Consider the BORG

 

A few years ago I decided I would give up busyness and worry. It would have been easier to give up coffee and red meat. I made it about three days. I discovered how much I am addicted to busyness and worry. Withdrawal is worse than a caffeine headache. I discovered what I suspected: if there is nothing to worry about, I find something; if I have a few hours of uncommitted, discretionary time, I find a project and get busy doing it.

I have internalized a cultural value that embraces busyness and mistrusts idleness. It is wired into my nervous system. I am struggling to get it out of my system. I am in recovery.

Reading Thomas Merton helps me in my recovery. In one of his journals he wrote:

“To allow oneself to be carried away by a multitude of conflicting concerns, to surrender to too many demands, to commit oneself to too many projects, to want to help everyone in everything, is to succumb to the violence of our times.”

His point: to embrace this somehow tears into the fabric of our identities. We are less and less authentically ourselves, and more and more defined by what is outside of us. We become more driven by what is expected of us (or by what we expect of ourselves), and loose touch with who we might be, what lies at the center of our own souls. It is a depersonalizing act of violence. We are drawn and quartered. Worse yet, we tie the ropes onto our hands and feet.

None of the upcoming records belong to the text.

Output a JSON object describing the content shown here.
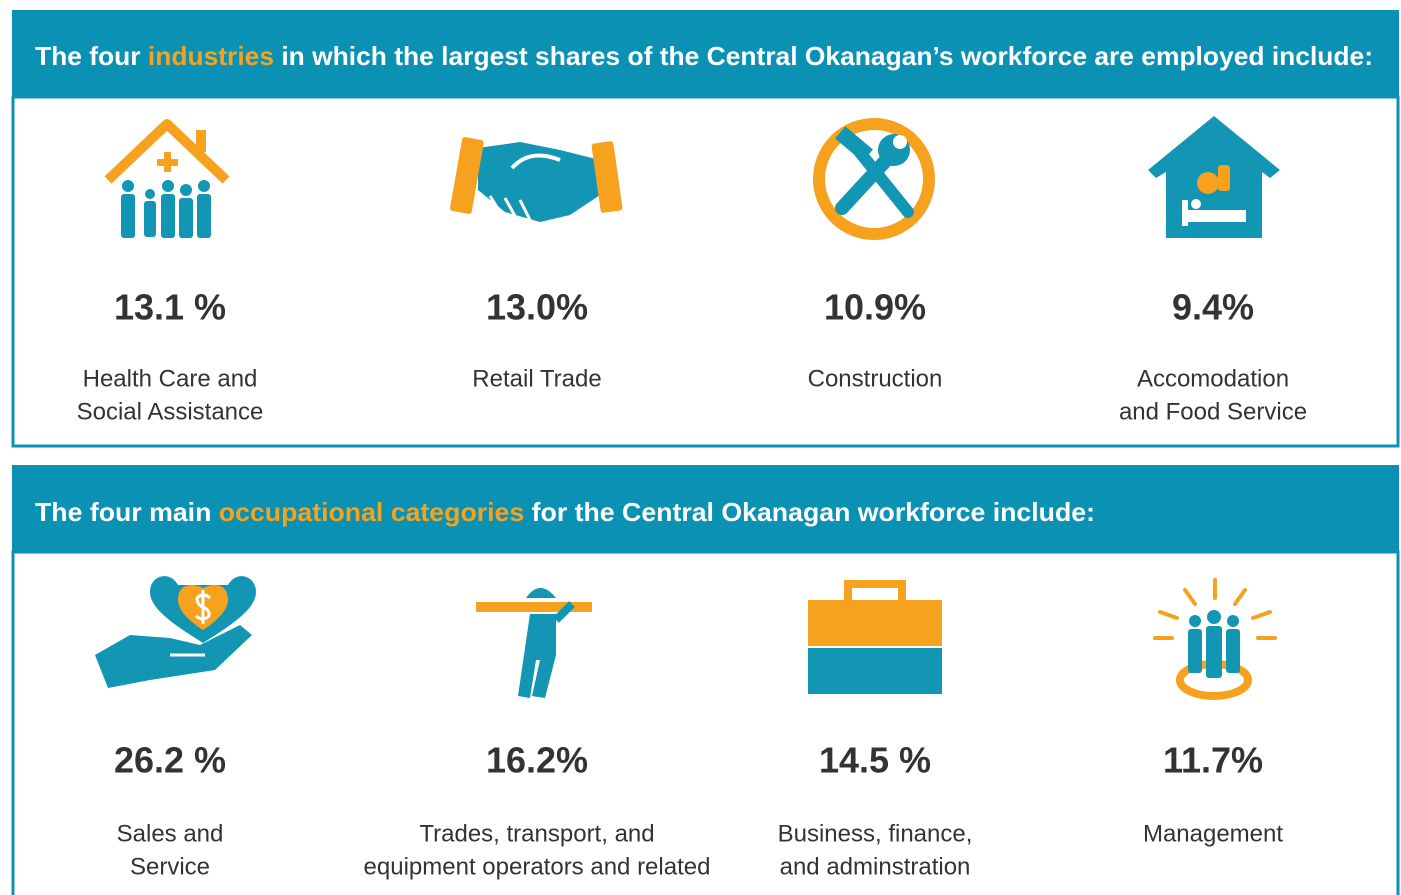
{
  "sections": [
    {
      "heading": {
        "before": "The four ",
        "highlight": "industries",
        "after": " in which the largest shares of the Central Okanagan’s workforce are employed include:"
      },
      "items": [
        {
          "value": "13.1 %",
          "label": [
            "Health Care and",
            "Social Assistance"
          ]
        },
        {
          "value": "13.0%",
          "label": [
            "Retail Trade"
          ]
        },
        {
          "value": "10.9%",
          "label": [
            "Construction"
          ]
        },
        {
          "value": "9.4%",
          "label": [
            "Accomodation",
            "and Food Service"
          ]
        }
      ]
    },
    {
      "heading": {
        "before": "The four main ",
        "highlight": "occupational categories",
        "after": " for the Central Okanagan workforce include:"
      },
      "items": [
        {
          "value": "26.2 %",
          "label": [
            "Sales and",
            "Service"
          ]
        },
        {
          "value": "16.2%",
          "label": [
            "Trades, transport, and",
            "equipment operators and related"
          ]
        },
        {
          "value": "14.5 %",
          "label": [
            "Business, finance,",
            "and adminstration"
          ]
        },
        {
          "value": "11.7%",
          "label": [
            "Management"
          ]
        }
      ]
    }
  ]
}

There is much about being human that is beautiful and good, and has absolutely nothing to do with producing anything. We are so much more than the things we do. If we jamb our days till they overflow with projects, we are at risk of loosing important parts of ourselves. Do we recognize the value and importance of simply having tea with a friend, of breathing in the smell of a damp field, of listening to the rain, of simply sitting together opening to God?

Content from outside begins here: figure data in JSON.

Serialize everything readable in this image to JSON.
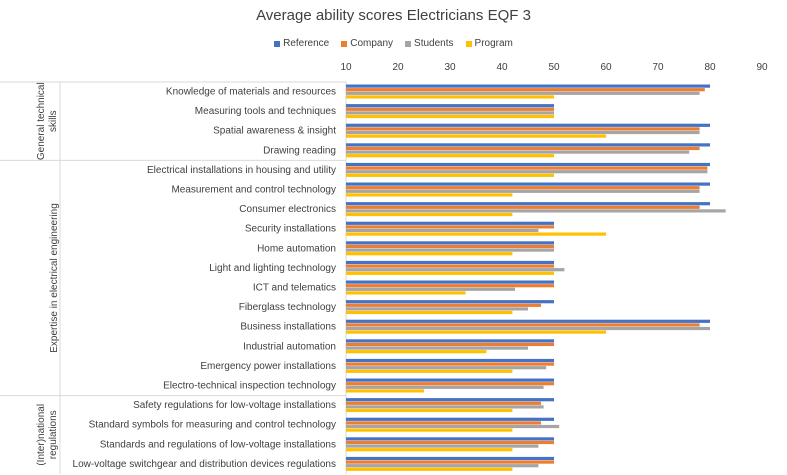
{
  "chart_data": {
    "type": "bar",
    "orientation": "horizontal",
    "title": "Average ability scores Electricians EQF 3",
    "xlim": [
      10,
      90
    ],
    "xticks": [
      10,
      20,
      30,
      40,
      50,
      60,
      70,
      80,
      90
    ],
    "xaxis_position": "top",
    "grid": false,
    "legend_position": "top",
    "series": [
      {
        "name": "Reference",
        "color": "#4472C4",
        "values": [
          80,
          50,
          80,
          80,
          80,
          80,
          80,
          50,
          50,
          50,
          50,
          50,
          80,
          50,
          50,
          50,
          50,
          50,
          50,
          50
        ]
      },
      {
        "name": "Company",
        "color": "#ED7D31",
        "values": [
          79,
          50,
          78,
          78,
          79.5,
          78,
          78,
          50,
          50,
          50,
          50,
          47.5,
          78,
          50,
          50,
          50,
          47.5,
          47.5,
          50,
          50
        ]
      },
      {
        "name": "Students",
        "color": "#A5A5A5",
        "values": [
          78,
          50,
          78,
          76,
          79.5,
          78,
          83,
          47,
          50,
          52,
          42.5,
          45,
          80,
          45,
          48.5,
          48,
          48,
          51,
          47,
          47
        ]
      },
      {
        "name": "Program",
        "color": "#FFC000",
        "values": [
          50,
          50,
          60,
          50,
          50,
          42,
          42,
          60,
          42,
          50,
          33,
          42,
          60,
          37,
          42,
          25,
          42,
          42,
          42,
          42
        ]
      }
    ],
    "categories": [
      "Knowledge of materials and resources",
      "Measuring tools and techniques",
      "Spatial awareness & insight",
      "Drawing reading",
      "Electrical installations in housing and utility",
      "Measurement and control technology",
      "Consumer electronics",
      "Security installations",
      "Home automation",
      "Light and lighting technology",
      "ICT and telematics",
      "Fiberglass technology",
      "Business installations",
      "Industrial automation",
      "Emergency power installations",
      "Electro-technical inspection technology",
      "Safety regulations for low-voltage installations",
      "Standard symbols for measuring and control technology",
      "Standards and regulations  of low-voltage installations",
      "Low-voltage switchgear and distribution devices regulations"
    ],
    "groups": [
      {
        "label": "General technical skills",
        "start": 0,
        "end": 3
      },
      {
        "label": "Expertise in electrical engineering",
        "start": 4,
        "end": 15
      },
      {
        "label": "(Inter)national regulations",
        "start": 16,
        "end": 19
      }
    ]
  }
}
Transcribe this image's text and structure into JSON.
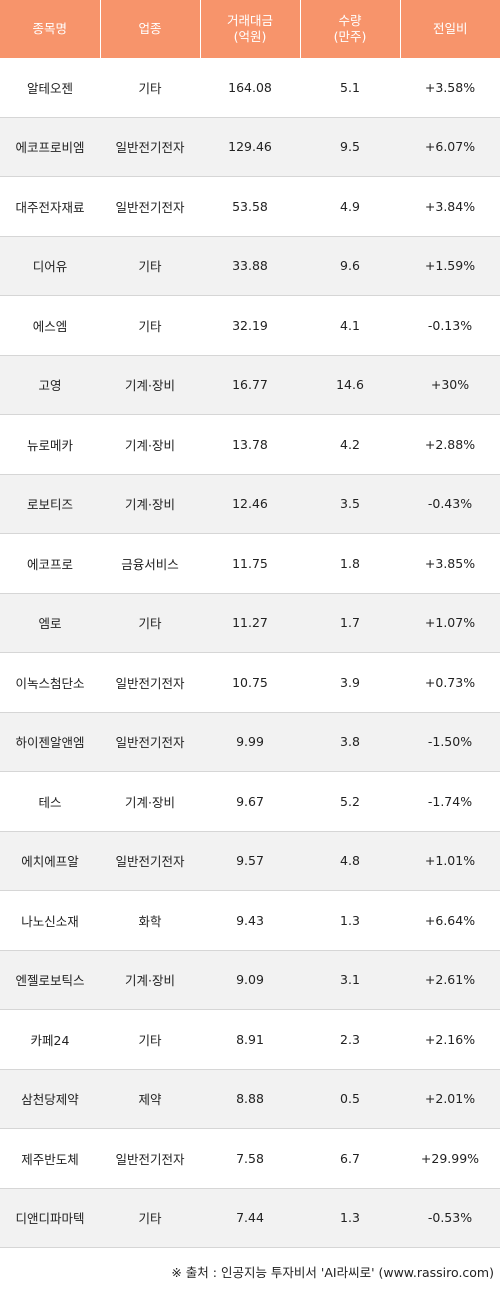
{
  "headers": {
    "name": "종목명",
    "sector": "업종",
    "value_line1": "거래대금",
    "value_line2": "(억원)",
    "volume_line1": "수량",
    "volume_line2": "(만주)",
    "change": "전일비"
  },
  "rows": [
    {
      "name": "알테오젠",
      "sector": "기타",
      "value": "164.08",
      "volume": "5.1",
      "change": "+3.58%",
      "dir": "up"
    },
    {
      "name": "에코프로비엠",
      "sector": "일반전기전자",
      "value": "129.46",
      "volume": "9.5",
      "change": "+6.07%",
      "dir": "up"
    },
    {
      "name": "대주전자재료",
      "sector": "일반전기전자",
      "value": "53.58",
      "volume": "4.9",
      "change": "+3.84%",
      "dir": "up"
    },
    {
      "name": "디어유",
      "sector": "기타",
      "value": "33.88",
      "volume": "9.6",
      "change": "+1.59%",
      "dir": "up"
    },
    {
      "name": "에스엠",
      "sector": "기타",
      "value": "32.19",
      "volume": "4.1",
      "change": "-0.13%",
      "dir": "down"
    },
    {
      "name": "고영",
      "sector": "기계·장비",
      "value": "16.77",
      "volume": "14.6",
      "change": "+30%",
      "dir": "up"
    },
    {
      "name": "뉴로메카",
      "sector": "기계·장비",
      "value": "13.78",
      "volume": "4.2",
      "change": "+2.88%",
      "dir": "up"
    },
    {
      "name": "로보티즈",
      "sector": "기계·장비",
      "value": "12.46",
      "volume": "3.5",
      "change": "-0.43%",
      "dir": "down"
    },
    {
      "name": "에코프로",
      "sector": "금융서비스",
      "value": "11.75",
      "volume": "1.8",
      "change": "+3.85%",
      "dir": "up"
    },
    {
      "name": "엠로",
      "sector": "기타",
      "value": "11.27",
      "volume": "1.7",
      "change": "+1.07%",
      "dir": "up"
    },
    {
      "name": "이녹스첨단소",
      "sector": "일반전기전자",
      "value": "10.75",
      "volume": "3.9",
      "change": "+0.73%",
      "dir": "up"
    },
    {
      "name": "하이젠알앤엠",
      "sector": "일반전기전자",
      "value": "9.99",
      "volume": "3.8",
      "change": "-1.50%",
      "dir": "down"
    },
    {
      "name": "테스",
      "sector": "기계·장비",
      "value": "9.67",
      "volume": "5.2",
      "change": "-1.74%",
      "dir": "down"
    },
    {
      "name": "에치에프알",
      "sector": "일반전기전자",
      "value": "9.57",
      "volume": "4.8",
      "change": "+1.01%",
      "dir": "up"
    },
    {
      "name": "나노신소재",
      "sector": "화학",
      "value": "9.43",
      "volume": "1.3",
      "change": "+6.64%",
      "dir": "up"
    },
    {
      "name": "엔젤로보틱스",
      "sector": "기계·장비",
      "value": "9.09",
      "volume": "3.1",
      "change": "+2.61%",
      "dir": "up"
    },
    {
      "name": "카페24",
      "sector": "기타",
      "value": "8.91",
      "volume": "2.3",
      "change": "+2.16%",
      "dir": "up"
    },
    {
      "name": "삼천당제약",
      "sector": "제약",
      "value": "8.88",
      "volume": "0.5",
      "change": "+2.01%",
      "dir": "up"
    },
    {
      "name": "제주반도체",
      "sector": "일반전기전자",
      "value": "7.58",
      "volume": "6.7",
      "change": "+29.99%",
      "dir": "up"
    },
    {
      "name": "디앤디파마텍",
      "sector": "기타",
      "value": "7.44",
      "volume": "1.3",
      "change": "-0.53%",
      "dir": "down"
    }
  ],
  "source_note": "※ 출처 : 인공지능 투자비서 'AI라씨로' (www.rassiro.com)",
  "colors": {
    "header_bg": "#f7946b",
    "header_text": "#ffffff",
    "up": "#e0121c",
    "down": "#1f2fbf",
    "row_alt": "#f2f2f2"
  }
}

Merton suggests that not only are we missing significant pieces of our human experience. We are at great risk of misdirecting our lives. Our compulsive busyness becomes a source of violence as we begin to value others and ourselves less as people, and more as objects in relationship to our projects and goals. We fail to notice and begin to pour the dark side of our personalities over each other.

Again, Merton:

“When we live superficially, when we are always outside of ourselves, never quite ‘with’ ourselves, always divided and pulled in may directions by conflicting plans and projects, we find ourselves doing many things that we do not really want to do, saying things we do not really mean, needing things we do not really need, exhausting ourselves for what we secretly realize to be without meaning in our lives…this inner contradiction, derived from the alienation and frustration in American life, is one of the roots of violence in our society. We seek release by fantasies and dramas of violence.” (Love and Living, Harcourt, 1979, p. 43.)

Even the church is complicit when it surrenders without critical thought to cultural models that surround it. A good Christian becomes defined as a busy Christian, purpose driven, fully engaged in a 24/7 busy church. Busyness becomes a substitute for real discipleship. People unconsciously become valued more for what they do to help the church meet its goals, than for who they are as sacred persons.

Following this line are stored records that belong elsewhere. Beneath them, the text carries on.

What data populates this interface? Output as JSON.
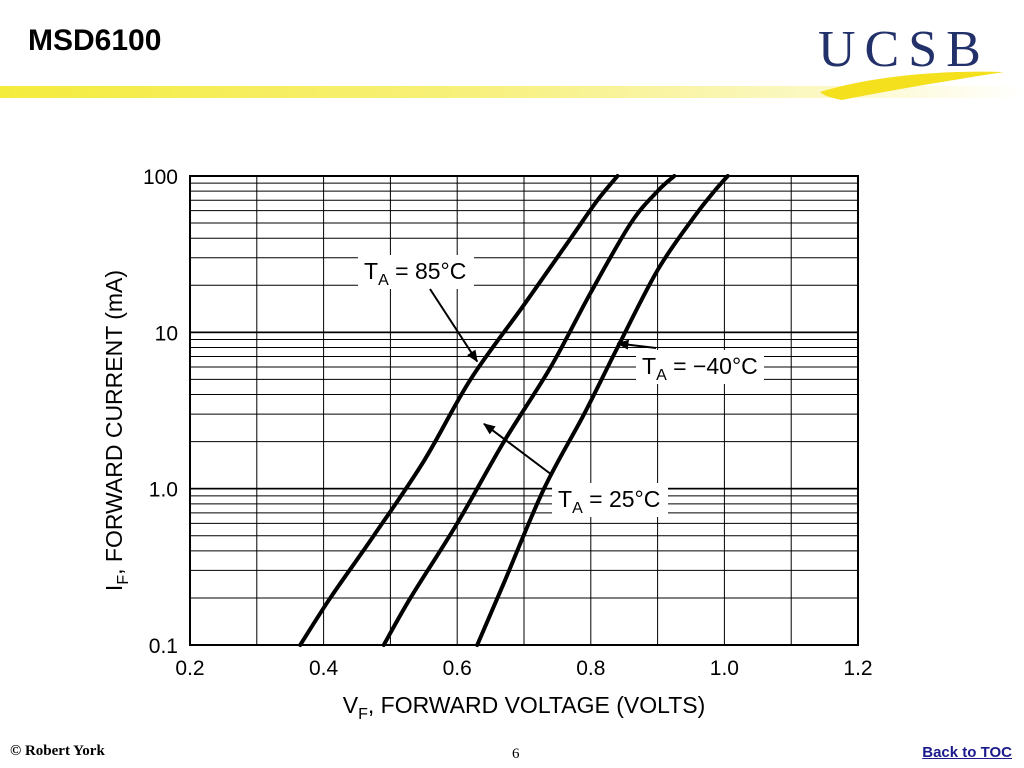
{
  "slide": {
    "title": "MSD6100",
    "footer_author": "© Robert York",
    "page_number": "6",
    "back_link": "Back to TOC",
    "accent_color": "#f4ec3c"
  },
  "logo": {
    "text": "UCSB",
    "color": "#23316b",
    "swoosh_color": "#f4e01c"
  },
  "chart_data": {
    "type": "line",
    "title": "",
    "xlabel": "V",
    "xlabel_sub": "F",
    "xlabel_rest": ", FORWARD VOLTAGE (VOLTS)",
    "ylabel": "I",
    "ylabel_sub": "F",
    "ylabel_rest": ", FORWARD CURRENT (mA)",
    "x_scale": "linear",
    "y_scale": "log",
    "xlim": [
      0.2,
      1.2
    ],
    "ylim": [
      0.1,
      100
    ],
    "x_ticks": [
      "0.2",
      "0.4",
      "0.6",
      "0.8",
      "1.0",
      "1.2"
    ],
    "y_ticks": [
      "0.1",
      "1.0",
      "10",
      "100"
    ],
    "grid": true,
    "series": [
      {
        "name_main": "T",
        "name_sub": "A",
        "name_rest": " = 85°C",
        "x": [
          0.365,
          0.41,
          0.475,
          0.55,
          0.62,
          0.7,
          0.77,
          0.81,
          0.84
        ],
        "y": [
          0.1,
          0.2,
          0.5,
          1.5,
          5,
          15,
          40,
          70,
          100
        ]
      },
      {
        "name_main": "T",
        "name_sub": "A",
        "name_rest": " = 25°C",
        "x": [
          0.49,
          0.53,
          0.6,
          0.67,
          0.74,
          0.8,
          0.86,
          0.9,
          0.925
        ],
        "y": [
          0.1,
          0.2,
          0.6,
          2,
          6,
          18,
          50,
          80,
          100
        ]
      },
      {
        "name_main": "T",
        "name_sub": "A",
        "name_rest": " = −40°C",
        "x": [
          0.63,
          0.67,
          0.73,
          0.79,
          0.84,
          0.9,
          0.955,
          0.985,
          1.005
        ],
        "y": [
          0.1,
          0.25,
          1,
          3,
          8,
          25,
          55,
          80,
          100
        ]
      }
    ],
    "annotations": [
      {
        "series": 0,
        "arrow_target": [
          0.63,
          6.5
        ]
      },
      {
        "series": 1,
        "arrow_target": [
          0.64,
          2.6
        ]
      },
      {
        "series": 2,
        "arrow_target": [
          0.84,
          8.5
        ]
      }
    ]
  }
}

A path to recovery? Recognize and name our addiction. Reclaim the beauty and power of sabbath time, silence, listening to God, of play and idleness. Value each other first as persons, and then figure out what we might do together.

We do have much to do. We are called to feed the hungry, clothes the naked, visit the sick, to respond to the needs of others that surround us. But out of compassion, not as projects that prove our significance as an organization. And we need to keep real boundaries in place, least we turn ourselves and others into cogs in some productive machine (Borgs).

We need to recover our sacred, human center.